The present law provides that there are only three grounds (apart from water takeovers, which are compulsory) on which the Business Secretary can refer a takeover to the Competition and Markets Authority (CMA), which then decides whether it should be blocked. One is media plurality, the second is UK financial stability, and the third is national security. Here the Business Secretary could refer the takeover on national security grounds as GKN is a customer of the Ministry of Defence.

I’m not one to praise the Daily Mail, but the paper has been campaigning to save GKN. Lord Heseltine, himself a former Defence Secretary, has asked the government to block the deal on national security grounds and said “no other country of our sort would allow this to happen”. Even Gavin Williamson has expressed concern to cabinet colleagues.

Apart from campaigning with the trade unions and the Labour movement to get the deal blocked, what should Labour do in its manifesto and as a future ruling party?

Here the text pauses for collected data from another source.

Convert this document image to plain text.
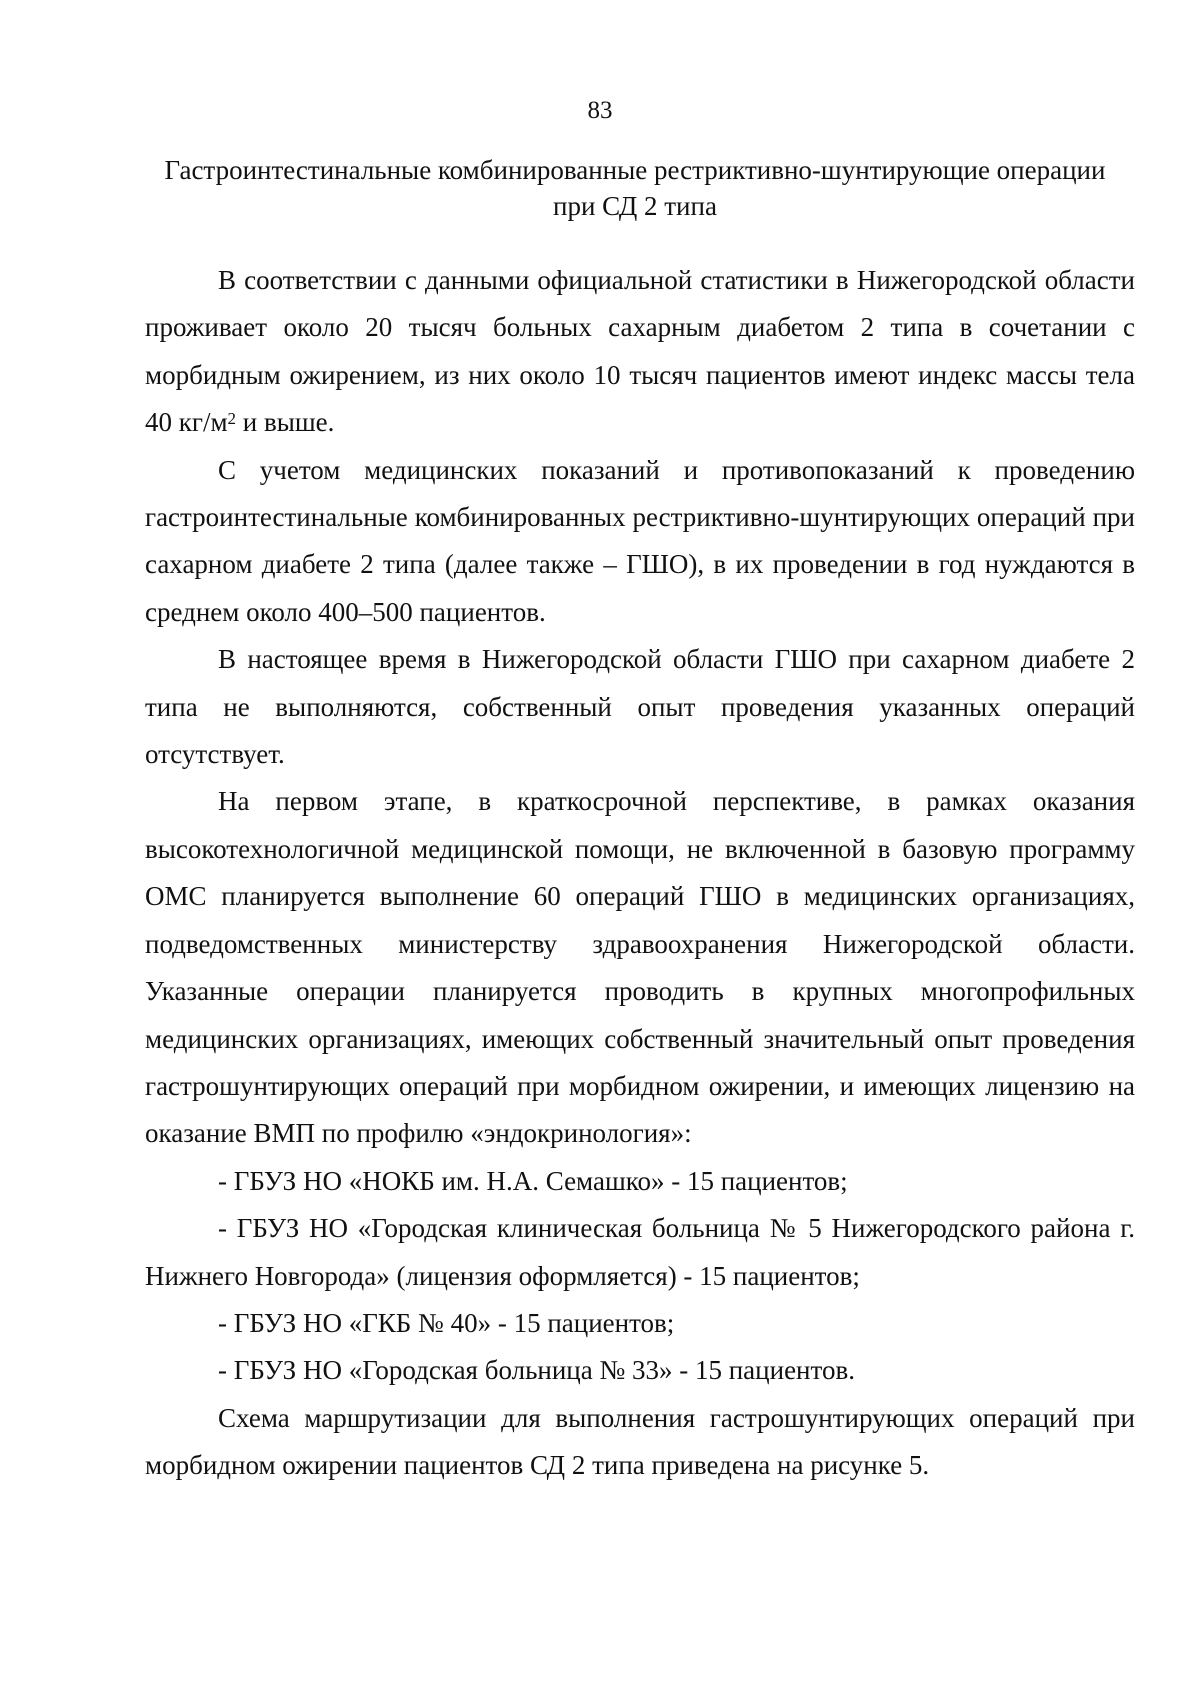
83
Гастроинтестинальные комбинированные рестриктивно-шунтирующие операции
при СД 2 типа

В соответствии с данными официальной статистики в Нижегородской области проживает около 20 тысяч больных сахарным диабетом 2 типа в сочетании с морбидным ожирением, из них около 10 тысяч пациентов имеют индекс массы тела 40 $кг/м^2$ и выше.

С учетом медицинских показаний и противопоказаний к проведению гастроинтестинальные комбинированных рестриктивно-шунтирующих операций при сахарном диабете 2 типа (далее также – ГШО), в их проведении в год нуждаются в среднем около 400–500 пациентов.

В настоящее время в Нижегородской области ГШО при сахарном диабете 2 типа не выполняются, собственный опыт проведения указанных операций отсутствует.

На первом этапе, в краткосрочной перспективе, в рамках оказания высокотехнологичной медицинской помощи, не включенной в базовую программу ОМС планируется выполнение 60 операций ГШО в медицинских организациях, подведомственных министерству здравоохранения Нижегородской области. Указанные операции планируется проводить в крупных многопрофильных медицинских организациях, имеющих собственный значительный опыт проведения гастрошунтирующих операций при морбидном ожирении, и имеющих лицензию на оказание ВМП по профилю «эндокринология»:

- ГБУЗ НО «НОКБ им. Н.А. Семашко» - 15 пациентов;

- ГБУЗ НО «Городская клиническая больница № 5 Нижегородского района г. Нижнего Новгорода» (лицензия оформляется) - 15 пациентов;

- ГБУЗ НО «ГКБ № 40» - 15 пациентов;

- ГБУЗ НО «Городская больница № 33» - 15 пациентов.

Схема маршрутизации для выполнения гастрошунтирующих операций при морбидном ожирении пациентов СД 2 типа приведена на рисунке 5.
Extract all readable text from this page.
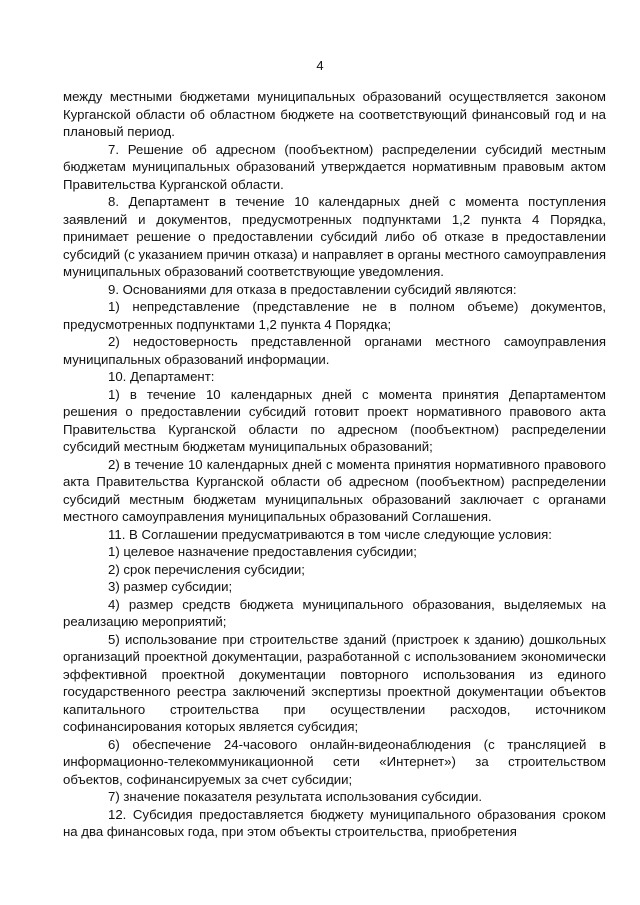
4

между местными бюджетами муниципальных образований осуществляется законом Курганской области об областном бюджете на соответствующий финансовый год и на плановый период.

7. Решение об адресном (пообъектном) распределении субсидий местным бюджетам муниципальных образований утверждается нормативным правовым актом Правительства Курганской области.

8. Департамент в течение 10 календарных дней с момента поступления заявлений и документов, предусмотренных подпунктами 1,2 пункта 4 Порядка, принимает решение о предоставлении субсидий либо об отказе в предоставлении субсидий (с указанием причин отказа) и направляет в органы местного самоуправления муниципальных образований соответствующие уведомления.

9. Основаниями для отказа в предоставлении субсидий являются:

1) непредставление (представление не в полном объеме) документов, предусмотренных подпунктами 1,2 пункта 4 Порядка;

2) недостоверность представленной органами местного самоуправления муниципальных образований информации.

10. Департамент:

1) в течение 10 календарных дней с момента принятия Департаментом решения о предоставлении субсидий готовит проект нормативного правового акта Правительства Курганской области по адресном (пообъектном) распределении субсидий местным бюджетам муниципальных образований;

2) в течение 10 календарных дней с момента принятия нормативного правового акта Правительства Курганской области об адресном (пообъектном) распределении субсидий местным бюджетам муниципальных образований заключает с органами местного самоуправления муниципальных образований Соглашения.

11. В Соглашении предусматриваются в том числе следующие условия:

1) целевое назначение предоставления субсидии;

2) срок перечисления субсидии;

3) размер субсидии;

4) размер средств бюджета муниципального образования, выделяемых на реализацию мероприятий;

5) использование при строительстве зданий (пристроек к зданию) дошкольных организаций проектной документации, разработанной с использованием экономически эффективной проектной документации повторного использования из единого государственного реестра заключений экспертизы проектной документации объектов капитального строительства при осуществлении расходов, источником софинансирования которых является субсидия;

6) обеспечение 24-часового онлайн-видеонаблюдения (с трансляцией в информационно-телекоммуникационной сети «Интернет») за строительством объектов, софинансируемых за счет субсидии;

7) значение показателя результата использования субсидии.

12. Субсидия предоставляется бюджету муниципального образования сроком на два финансовых года, при этом объекты строительства, приобретения
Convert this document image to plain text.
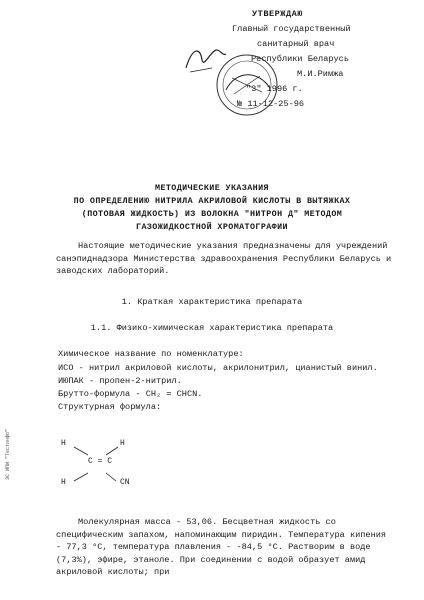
УТВЕРЖДАЮ
Главный государственный
санитарный врач
Республики Беларусь
М.И.Римжа
"3" 1996 г.
№ 11-12-25-96
МЕТОДИЧЕСКИЕ УКАЗАНИЯ
ПО ОПРЕДЕЛЕНИЮ НИТРИЛА АКРИЛОВОЙ КИСЛОТЫ В ВЫТЯЖКАХ
(ПОТОВАЯ ЖИДКОСТЬ) ИЗ ВОЛОКНА "НИТРОН Д" МЕТОДОМ
ГАЗОЖИДКОСТНОЙ ХРОМАТОГРАФИИ
Настоящие методические указания предназначены для учреждений санэпиднадзора Министерства здравоохранения Республики Беларусь и заводских лабораторий.
1. Краткая характеристика препарата
1.1. Физико-химическая характеристика препарата
Химическое название по номенклатуре:
ИСО - нитрил акриловой кислоты, акрилонитрил, цианистый винил.
ИЮПАК - пропен-2-нитрил.
Брутто-формула - CH₂ = CHCN.
Структурная формула:
H	H
C = C
H	CN
Молекулярная масса - 53,06. Бесцветная жидкость со специфическим запахом, напоминающим пиридин. Температура кипения - 77,3 °C, температура плавления - -84,5 °C. Растворим в воде (7,3%), эфире, этаноле. При соединении с водой образует амид акриловой кислоты; при
ЭС ИПИ "Тестинфо"
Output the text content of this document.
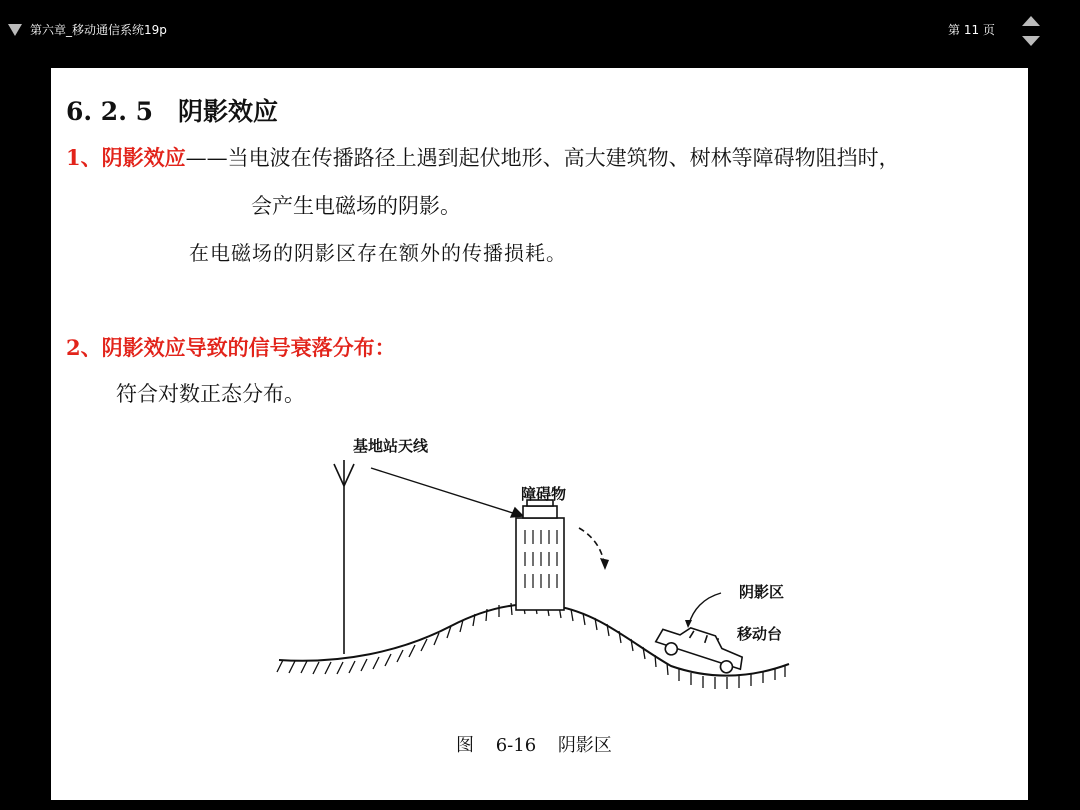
第六章_移动通信系统19p	第 11 页
6. 2. 5　阴影效应
1、阴影效应——当电波在传播路径上遇到起伏地形、高大建筑物、树林等障碍物阻挡时，
会产生电磁场的阴影。
在电磁场的阴影区存在额外的传播损耗。
2、阴影效应导致的信号衰落分布：
符合对数正态分布。
基地站天线
障碍物
阴影区
移动台
图 6-16 阴影区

Firstly, no shareholder who has acquired shares within six months of a takeover bid should be allowed to vote. Labour wants long-term patient investors for our industrial companies, not short-term predators. Had this been the law now, I doubt GKN would have been lost.

Secondly, the Business Secretary should be able to refer a takeover bid if it is in the interests of research and development, in the interests of science and technology, or in the public interest generally. That would cover cases where the national interest demands a referral but they do not fit neatly into one of the specific existing categories.

Last year Unilever, our third biggest company by market value, only just escaped a hostile takeover bid from Kraft, which took over Cadbury’s in 2010. Unilever has just announced that its registered office will move to Rotterdam. Chief executive Paul Polman warned at the time that Dutch law provides a public interest defence for the company from predators, which we do not have in UK law.

We must strengthen our laws against hostile takeovers – not just because it is the right thing to do, but also to encourage long-term UK and overseas inward investors that their investment is safe from short-termism.

David Offenbach is vice president of Labour Business.